By September we were visited by another police officer - the one in the video - who opened his "little chat" with the fantastic "I have to acknowledge that my knowledge of this is... quite limited"! Indeed. Perhaps this explains why he didn't feel like sticking around to debate the issue. His comment that they had received two complaints, "One from a Jewish woman, and one from a member of the public" was as absurd as it was, I believe, untrue. Can you be a Jewish woman and not a member of the public?
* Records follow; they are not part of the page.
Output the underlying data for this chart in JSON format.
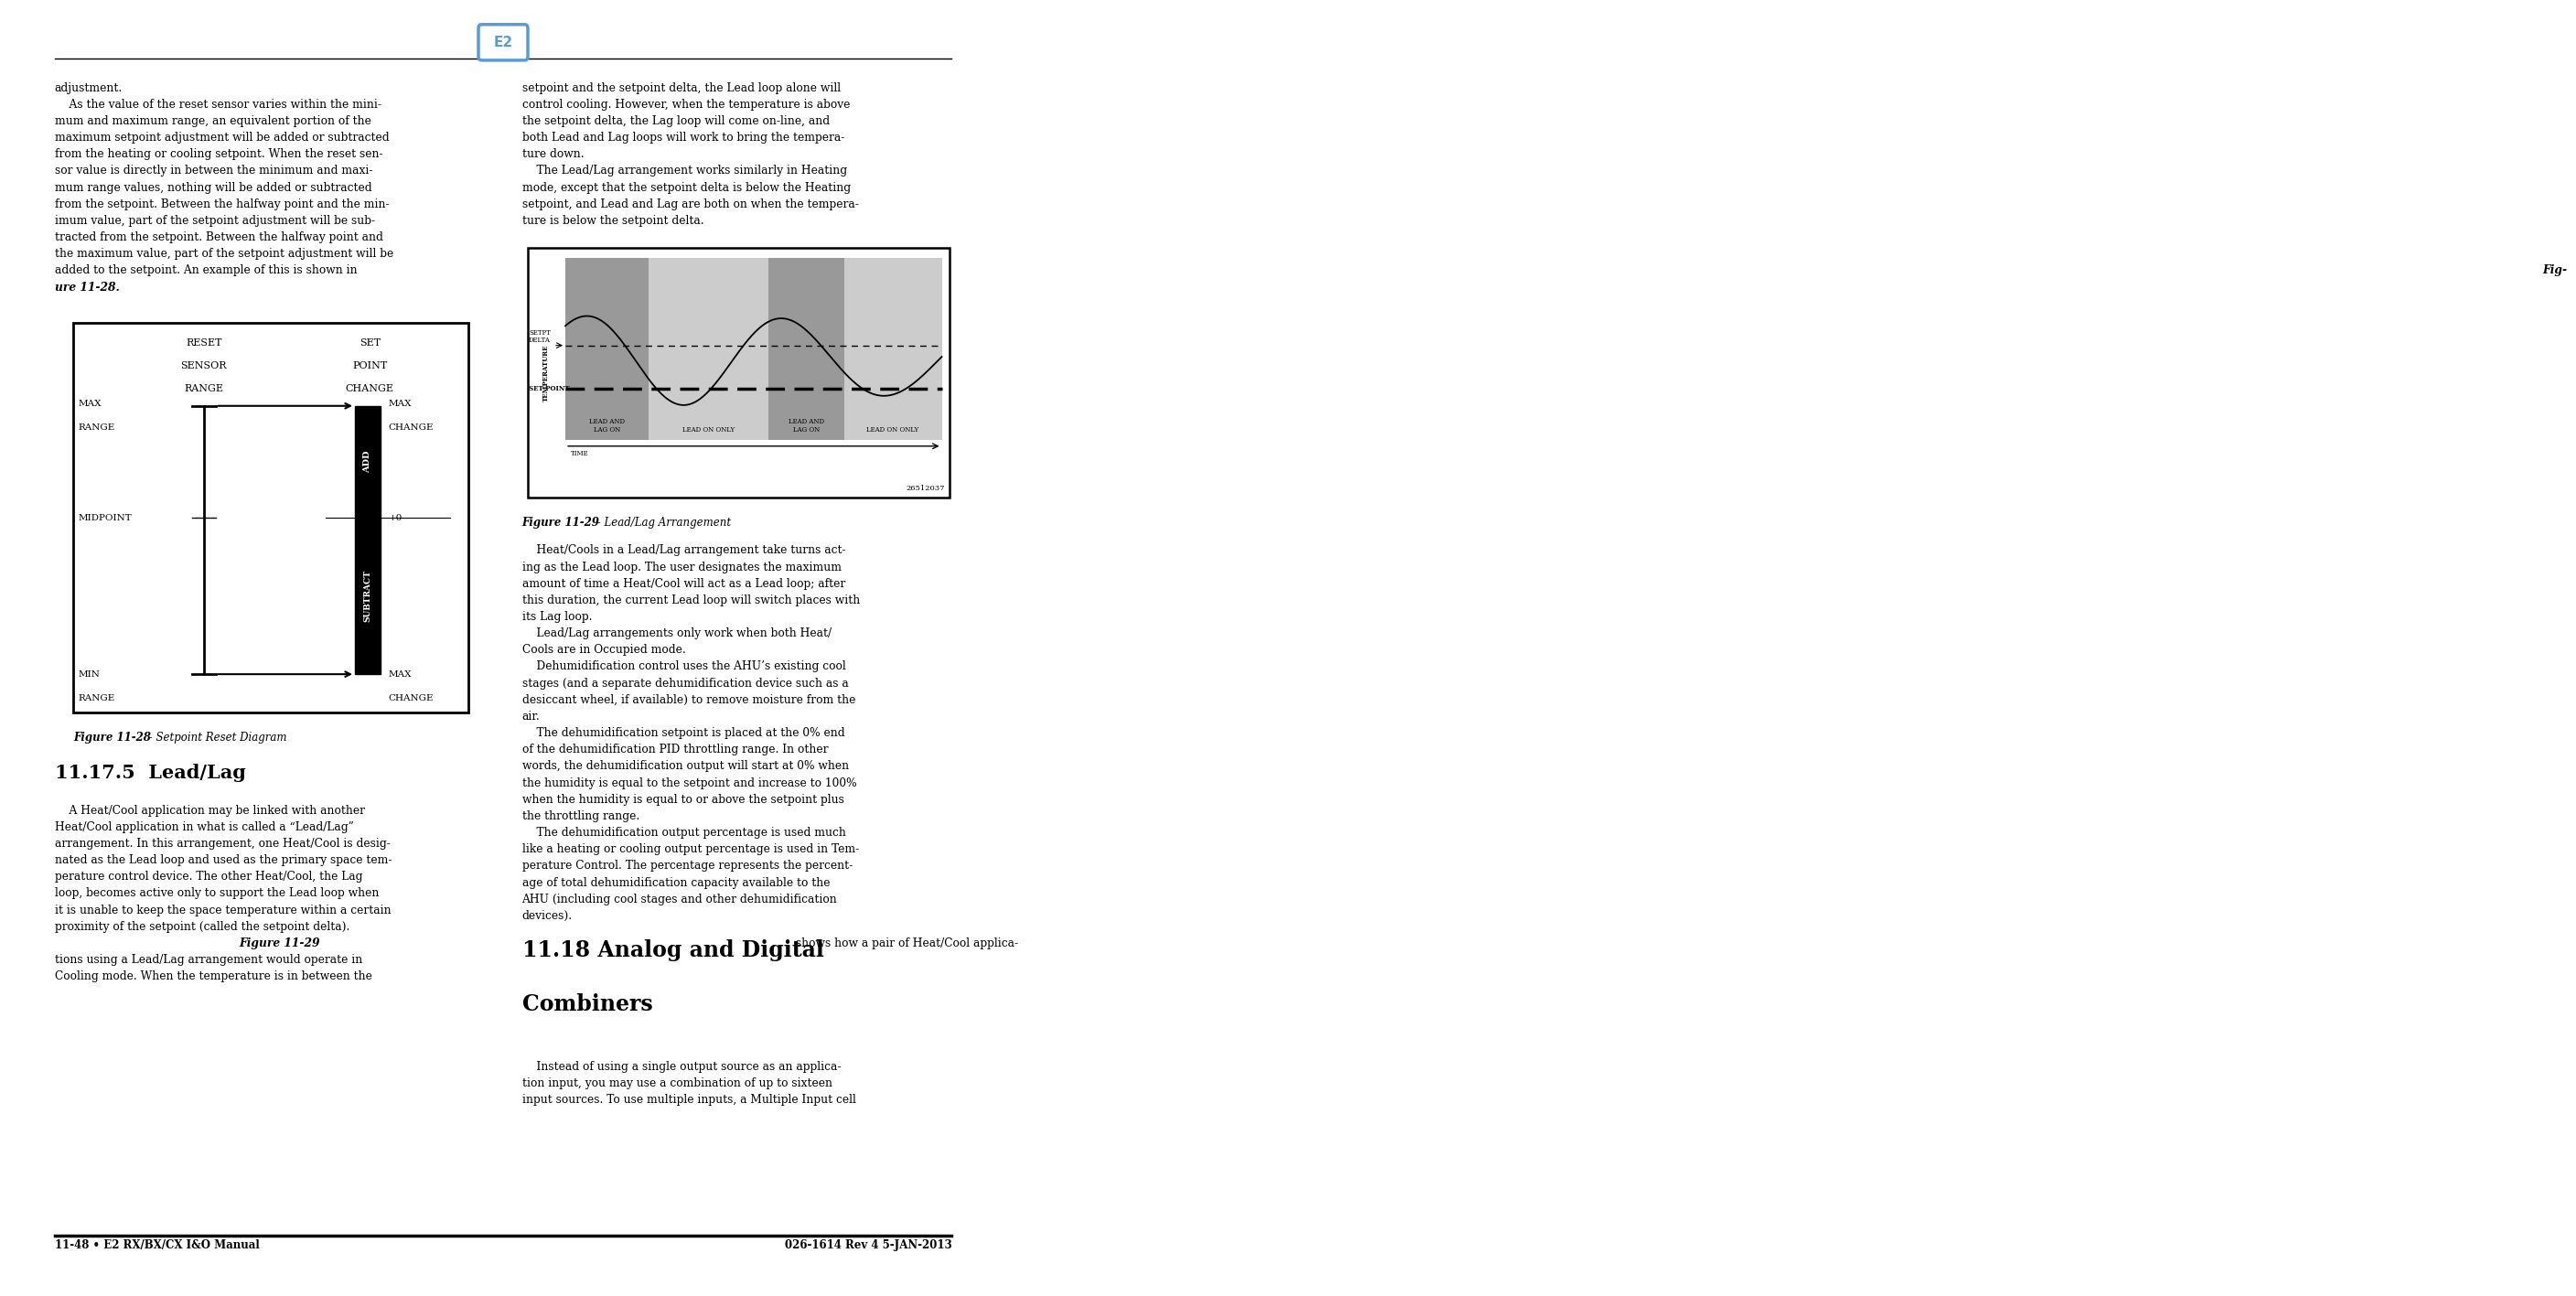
{
  "page_bg": "#ffffff",
  "left_text_top": [
    "adjustment.",
    "    As the value of the reset sensor varies within the mini-",
    "mum and maximum range, an equivalent portion of the",
    "maximum setpoint adjustment will be added or subtracted",
    "from the heating or cooling setpoint. When the reset sen-",
    "sor value is directly in between the minimum and maxi-",
    "mum range values, nothing will be added or subtracted",
    "from the setpoint. Between the halfway point and the min-",
    "imum value, part of the setpoint adjustment will be sub-",
    "tracted from the setpoint. Between the halfway point and",
    "the maximum value, part of the setpoint adjustment will be",
    "added to the setpoint. An example of this is shown in ",
    "ure 11-28."
  ],
  "right_text_top": [
    "setpoint and the setpoint delta, the Lead loop alone will",
    "control cooling. However, when the temperature is above",
    "the setpoint delta, the Lag loop will come on-line, and",
    "both Lead and Lag loops will work to bring the tempera-",
    "ture down.",
    "    The Lead/Lag arrangement works similarly in Heating",
    "mode, except that the setpoint delta is below the Heating",
    "setpoint, and Lead and Lag are both on when the tempera-",
    "ture is below the setpoint delta."
  ],
  "fig28_caption_bold": "Figure 11-28",
  "fig28_caption_normal": " - Setpoint Reset Diagram",
  "fig29_caption_bold": "Figure 11-29",
  "fig29_caption_italic": " - Lead/Lag Arrangement",
  "section_title": "11.17.5  Lead/Lag",
  "section_text": [
    "    A Heat/Cool application may be linked with another",
    "Heat/Cool application in what is called a “Lead/Lag”",
    "arrangement. In this arrangement, one Heat/Cool is desig-",
    "nated as the Lead loop and used as the primary space tem-",
    "perature control device. The other Heat/Cool, the Lag",
    "loop, becomes active only to support the Lead loop when",
    "it is unable to keep the space temperature within a certain",
    "proximity of the setpoint (called the setpoint delta).",
    "    Figure 11-29 shows how a pair of Heat/Cool applica-",
    "tions using a Lead/Lag arrangement would operate in",
    "Cooling mode. When the temperature is in between the"
  ],
  "dehumid_text": [
    "    Heat/Cools in a Lead/Lag arrangement take turns act-",
    "ing as the Lead loop. The user designates the maximum",
    "amount of time a Heat/Cool will act as a Lead loop; after",
    "this duration, the current Lead loop will switch places with",
    "its Lag loop.",
    "    Lead/Lag arrangements only work when both Heat/",
    "Cools are in Occupied mode.",
    "    Dehumidification control uses the AHU’s existing cool",
    "stages (and a separate dehumidification device such as a",
    "desiccant wheel, if available) to remove moisture from the",
    "air.",
    "    The dehumidification setpoint is placed at the 0% end",
    "of the dehumidification PID throttling range. In other",
    "words, the dehumidification output will start at 0% when",
    "the humidity is equal to the setpoint and increase to 100%",
    "when the humidity is equal to or above the setpoint plus",
    "the throttling range.",
    "    The dehumidification output percentage is used much",
    "like a heating or cooling output percentage is used in Tem-",
    "perature Control. The percentage represents the percent-",
    "age of total dehumidification capacity available to the",
    "AHU (including cool stages and other dehumidification",
    "devices)."
  ],
  "right_section_text": [
    "    Instead of using a single output source as an applica-",
    "tion input, you may use a combination of up to sixteen",
    "input sources. To use multiple inputs, a Multiple Input cell"
  ],
  "footer_left": "11-48 • E2 RX/BX/CX I&O Manual",
  "footer_right": "026-1614 Rev 4 5-JAN-2013"
}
The whole sorry saga came to a head last year when two uniformed officers came to our door, threatening us with arrest unless we took down the 'offensive' material. They claimed that we were in contravention of section 4a of the 1986 Public Order Act - intentionally causing alarm, distress and harassment (racially aggravated). We shut the door in their face, saying that we would think about it. As the two officers stood outside talking about how they would "break the door down" (because, they said, "the offence is on the inside"), we contacted the local Palestinian Solidarity Campaign and got some legal advice. Eventually the case was referred to the Crown Prosecution Service who said that there was no case! According to the sergeant in charge of the 'investigation' they had received a complaint from a local (unnamed) councillor who objected to our window! The funniest part was that the sergeant seemed thoroughly pissed off that he was being played by a politician.
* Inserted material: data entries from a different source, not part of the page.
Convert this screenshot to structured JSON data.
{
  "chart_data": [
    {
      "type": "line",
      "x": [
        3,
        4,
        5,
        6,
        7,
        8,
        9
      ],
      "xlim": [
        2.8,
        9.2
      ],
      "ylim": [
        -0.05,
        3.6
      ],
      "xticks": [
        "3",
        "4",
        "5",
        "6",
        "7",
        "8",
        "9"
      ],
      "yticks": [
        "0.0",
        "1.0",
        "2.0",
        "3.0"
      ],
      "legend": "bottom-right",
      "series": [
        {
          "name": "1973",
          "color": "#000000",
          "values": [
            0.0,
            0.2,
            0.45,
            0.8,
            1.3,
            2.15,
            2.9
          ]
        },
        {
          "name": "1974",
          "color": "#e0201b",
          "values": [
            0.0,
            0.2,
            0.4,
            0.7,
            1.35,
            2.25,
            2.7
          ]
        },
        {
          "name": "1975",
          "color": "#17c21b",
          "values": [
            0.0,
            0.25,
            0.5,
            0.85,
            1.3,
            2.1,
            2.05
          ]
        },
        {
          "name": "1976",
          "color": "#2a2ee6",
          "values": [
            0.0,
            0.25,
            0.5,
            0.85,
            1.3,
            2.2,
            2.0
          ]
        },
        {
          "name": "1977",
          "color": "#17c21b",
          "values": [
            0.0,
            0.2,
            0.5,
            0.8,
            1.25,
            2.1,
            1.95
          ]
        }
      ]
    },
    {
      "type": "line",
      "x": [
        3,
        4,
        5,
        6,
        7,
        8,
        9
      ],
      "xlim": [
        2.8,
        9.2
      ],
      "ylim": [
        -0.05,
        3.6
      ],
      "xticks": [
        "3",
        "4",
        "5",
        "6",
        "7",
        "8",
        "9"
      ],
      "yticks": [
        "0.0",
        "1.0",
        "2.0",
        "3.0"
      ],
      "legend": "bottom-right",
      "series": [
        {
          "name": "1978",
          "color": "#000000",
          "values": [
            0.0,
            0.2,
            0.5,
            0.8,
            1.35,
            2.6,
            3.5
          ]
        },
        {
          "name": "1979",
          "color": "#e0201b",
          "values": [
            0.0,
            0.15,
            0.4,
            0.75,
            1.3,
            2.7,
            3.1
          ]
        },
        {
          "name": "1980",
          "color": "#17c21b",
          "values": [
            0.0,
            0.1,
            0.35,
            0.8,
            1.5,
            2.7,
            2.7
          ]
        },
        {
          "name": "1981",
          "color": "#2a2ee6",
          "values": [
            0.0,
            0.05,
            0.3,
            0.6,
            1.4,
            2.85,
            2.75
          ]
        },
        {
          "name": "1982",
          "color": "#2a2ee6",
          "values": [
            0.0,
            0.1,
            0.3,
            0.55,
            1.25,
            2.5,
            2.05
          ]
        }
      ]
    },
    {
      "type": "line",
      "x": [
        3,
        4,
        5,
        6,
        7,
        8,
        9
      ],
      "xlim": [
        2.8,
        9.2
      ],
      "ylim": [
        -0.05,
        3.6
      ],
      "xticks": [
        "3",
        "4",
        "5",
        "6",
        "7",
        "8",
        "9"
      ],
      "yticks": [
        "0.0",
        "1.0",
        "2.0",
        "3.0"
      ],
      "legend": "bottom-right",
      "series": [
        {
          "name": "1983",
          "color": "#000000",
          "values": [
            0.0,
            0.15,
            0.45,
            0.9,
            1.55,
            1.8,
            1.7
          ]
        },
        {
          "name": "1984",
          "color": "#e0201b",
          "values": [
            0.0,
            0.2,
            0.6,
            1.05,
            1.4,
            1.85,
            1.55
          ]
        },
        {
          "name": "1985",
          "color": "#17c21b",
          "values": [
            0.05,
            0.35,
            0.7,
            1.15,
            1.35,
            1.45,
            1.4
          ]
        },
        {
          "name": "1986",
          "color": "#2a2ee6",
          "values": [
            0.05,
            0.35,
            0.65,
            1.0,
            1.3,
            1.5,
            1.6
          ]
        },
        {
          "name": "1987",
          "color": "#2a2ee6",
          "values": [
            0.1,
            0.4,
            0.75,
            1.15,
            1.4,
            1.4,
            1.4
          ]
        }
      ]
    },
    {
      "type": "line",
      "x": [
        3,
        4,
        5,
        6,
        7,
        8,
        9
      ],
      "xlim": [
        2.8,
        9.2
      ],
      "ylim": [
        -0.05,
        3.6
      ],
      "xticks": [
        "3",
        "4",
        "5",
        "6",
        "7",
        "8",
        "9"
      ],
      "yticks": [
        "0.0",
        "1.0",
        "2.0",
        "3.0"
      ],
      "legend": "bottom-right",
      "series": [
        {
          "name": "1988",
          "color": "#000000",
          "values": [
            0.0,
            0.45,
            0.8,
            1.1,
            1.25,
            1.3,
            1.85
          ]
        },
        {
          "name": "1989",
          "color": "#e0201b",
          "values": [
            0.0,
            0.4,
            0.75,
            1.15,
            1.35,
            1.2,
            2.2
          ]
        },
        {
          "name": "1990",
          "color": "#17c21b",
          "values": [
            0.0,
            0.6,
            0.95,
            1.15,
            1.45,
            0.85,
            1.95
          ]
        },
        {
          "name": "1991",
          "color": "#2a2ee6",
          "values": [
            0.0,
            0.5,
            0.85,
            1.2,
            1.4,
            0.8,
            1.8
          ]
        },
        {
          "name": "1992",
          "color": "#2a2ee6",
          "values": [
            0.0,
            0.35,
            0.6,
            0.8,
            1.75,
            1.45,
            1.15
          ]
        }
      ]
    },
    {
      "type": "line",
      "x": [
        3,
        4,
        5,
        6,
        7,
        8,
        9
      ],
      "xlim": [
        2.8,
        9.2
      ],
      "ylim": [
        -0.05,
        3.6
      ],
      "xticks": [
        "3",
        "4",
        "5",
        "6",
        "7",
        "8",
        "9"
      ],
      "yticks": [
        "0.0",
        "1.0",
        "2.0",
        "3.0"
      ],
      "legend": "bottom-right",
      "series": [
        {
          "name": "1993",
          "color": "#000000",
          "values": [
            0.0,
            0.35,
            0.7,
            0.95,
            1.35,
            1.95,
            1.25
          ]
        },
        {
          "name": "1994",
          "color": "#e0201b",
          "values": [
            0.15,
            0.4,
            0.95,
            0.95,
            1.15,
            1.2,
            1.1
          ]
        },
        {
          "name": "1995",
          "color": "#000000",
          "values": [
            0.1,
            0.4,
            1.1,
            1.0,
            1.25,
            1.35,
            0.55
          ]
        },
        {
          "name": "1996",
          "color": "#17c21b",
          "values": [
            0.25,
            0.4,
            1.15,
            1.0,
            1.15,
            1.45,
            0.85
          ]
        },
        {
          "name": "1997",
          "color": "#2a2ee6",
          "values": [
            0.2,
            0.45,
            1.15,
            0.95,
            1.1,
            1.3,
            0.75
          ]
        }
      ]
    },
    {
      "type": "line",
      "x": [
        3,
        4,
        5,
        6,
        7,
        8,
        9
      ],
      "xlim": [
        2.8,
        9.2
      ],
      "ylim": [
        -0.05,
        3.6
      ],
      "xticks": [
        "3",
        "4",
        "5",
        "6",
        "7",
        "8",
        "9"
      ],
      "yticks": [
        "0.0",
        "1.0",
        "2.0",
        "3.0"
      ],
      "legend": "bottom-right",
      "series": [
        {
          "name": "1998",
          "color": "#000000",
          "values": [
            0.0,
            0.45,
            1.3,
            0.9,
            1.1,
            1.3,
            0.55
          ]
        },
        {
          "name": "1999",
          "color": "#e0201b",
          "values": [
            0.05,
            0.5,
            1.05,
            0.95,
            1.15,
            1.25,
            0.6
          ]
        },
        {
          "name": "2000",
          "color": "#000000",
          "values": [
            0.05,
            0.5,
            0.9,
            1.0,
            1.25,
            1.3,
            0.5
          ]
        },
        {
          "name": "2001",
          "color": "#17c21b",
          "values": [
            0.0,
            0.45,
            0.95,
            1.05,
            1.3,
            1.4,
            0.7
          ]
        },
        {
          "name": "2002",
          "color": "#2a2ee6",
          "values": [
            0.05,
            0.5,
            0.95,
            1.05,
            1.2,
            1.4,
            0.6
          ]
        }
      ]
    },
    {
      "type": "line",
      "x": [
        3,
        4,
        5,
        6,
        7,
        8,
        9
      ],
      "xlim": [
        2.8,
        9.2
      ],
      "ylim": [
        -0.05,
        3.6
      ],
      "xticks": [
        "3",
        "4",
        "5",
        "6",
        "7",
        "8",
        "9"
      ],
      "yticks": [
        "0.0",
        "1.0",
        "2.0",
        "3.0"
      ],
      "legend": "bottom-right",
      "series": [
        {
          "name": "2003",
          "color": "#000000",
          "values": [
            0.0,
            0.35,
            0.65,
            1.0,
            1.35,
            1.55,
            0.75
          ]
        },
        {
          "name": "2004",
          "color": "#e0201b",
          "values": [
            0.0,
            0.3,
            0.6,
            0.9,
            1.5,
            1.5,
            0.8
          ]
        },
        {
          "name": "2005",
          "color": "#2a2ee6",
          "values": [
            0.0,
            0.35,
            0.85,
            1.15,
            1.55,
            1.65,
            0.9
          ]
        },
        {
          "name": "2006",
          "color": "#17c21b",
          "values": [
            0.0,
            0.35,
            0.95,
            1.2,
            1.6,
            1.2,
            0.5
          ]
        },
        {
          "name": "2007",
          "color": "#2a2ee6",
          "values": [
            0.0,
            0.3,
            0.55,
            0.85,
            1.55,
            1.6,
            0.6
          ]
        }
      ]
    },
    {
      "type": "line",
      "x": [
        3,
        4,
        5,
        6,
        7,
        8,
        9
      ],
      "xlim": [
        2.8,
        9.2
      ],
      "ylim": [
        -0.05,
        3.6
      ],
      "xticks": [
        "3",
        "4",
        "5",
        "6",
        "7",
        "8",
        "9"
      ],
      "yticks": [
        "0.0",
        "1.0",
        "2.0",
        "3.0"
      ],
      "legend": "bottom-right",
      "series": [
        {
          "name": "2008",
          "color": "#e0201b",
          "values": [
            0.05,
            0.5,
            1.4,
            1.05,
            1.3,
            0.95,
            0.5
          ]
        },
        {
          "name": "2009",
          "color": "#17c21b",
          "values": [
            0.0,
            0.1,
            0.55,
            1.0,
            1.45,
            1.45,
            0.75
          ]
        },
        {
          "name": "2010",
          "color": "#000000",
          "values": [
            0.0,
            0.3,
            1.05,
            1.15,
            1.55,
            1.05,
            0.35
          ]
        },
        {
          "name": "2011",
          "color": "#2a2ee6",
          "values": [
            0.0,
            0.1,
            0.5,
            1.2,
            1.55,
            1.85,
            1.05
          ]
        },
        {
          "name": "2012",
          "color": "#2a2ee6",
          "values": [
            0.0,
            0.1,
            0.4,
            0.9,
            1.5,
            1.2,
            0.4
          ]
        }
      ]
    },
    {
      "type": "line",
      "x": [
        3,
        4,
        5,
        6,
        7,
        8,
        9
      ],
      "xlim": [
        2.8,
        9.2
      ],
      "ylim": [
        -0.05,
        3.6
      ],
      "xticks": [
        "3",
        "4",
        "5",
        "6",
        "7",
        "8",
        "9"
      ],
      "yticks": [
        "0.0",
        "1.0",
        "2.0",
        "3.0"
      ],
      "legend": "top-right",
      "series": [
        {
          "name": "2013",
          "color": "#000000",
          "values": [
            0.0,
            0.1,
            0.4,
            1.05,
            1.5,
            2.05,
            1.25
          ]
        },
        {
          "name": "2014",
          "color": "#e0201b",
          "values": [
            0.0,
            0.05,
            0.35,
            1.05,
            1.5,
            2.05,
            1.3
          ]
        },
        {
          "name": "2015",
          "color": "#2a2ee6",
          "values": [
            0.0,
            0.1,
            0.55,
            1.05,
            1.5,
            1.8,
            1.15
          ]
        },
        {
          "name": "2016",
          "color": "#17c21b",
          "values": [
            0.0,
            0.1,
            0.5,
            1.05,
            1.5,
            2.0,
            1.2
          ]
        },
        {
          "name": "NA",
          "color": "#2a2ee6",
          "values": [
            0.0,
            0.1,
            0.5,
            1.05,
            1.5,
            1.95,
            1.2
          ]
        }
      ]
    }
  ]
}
Nobody has ever knocked our door to complain about the window, though plenty of people have stopped to have their picture taken next to it. On one occasion a young man asked me to come outside and talk to his family about what had motivated us to demonstrate in such a way. He was origianlly from the West Bank, though had come to the UK to study in London. For the first time he had managed to get his family across to this country and they had, on a whim, driven to Portsmouth, just to see the sea. As we talked I looked at his mother, tears rolling down her face. In her seventies she had travelled thousands of miles from home and here, in the middle of wherever, was a flag proudly proclaiming solidarity with the Palestinians. It was an immensely moving experience.


It says a lot that, despite support from successive American administrations, the wider international community and the right wing media, Zionists feel so threatened by a single protest in a single window in sleepy Portsmouth. To this day we still get the occasional visit from the police trying to throw their weight around. But the protest remains. FREE PALESTINE!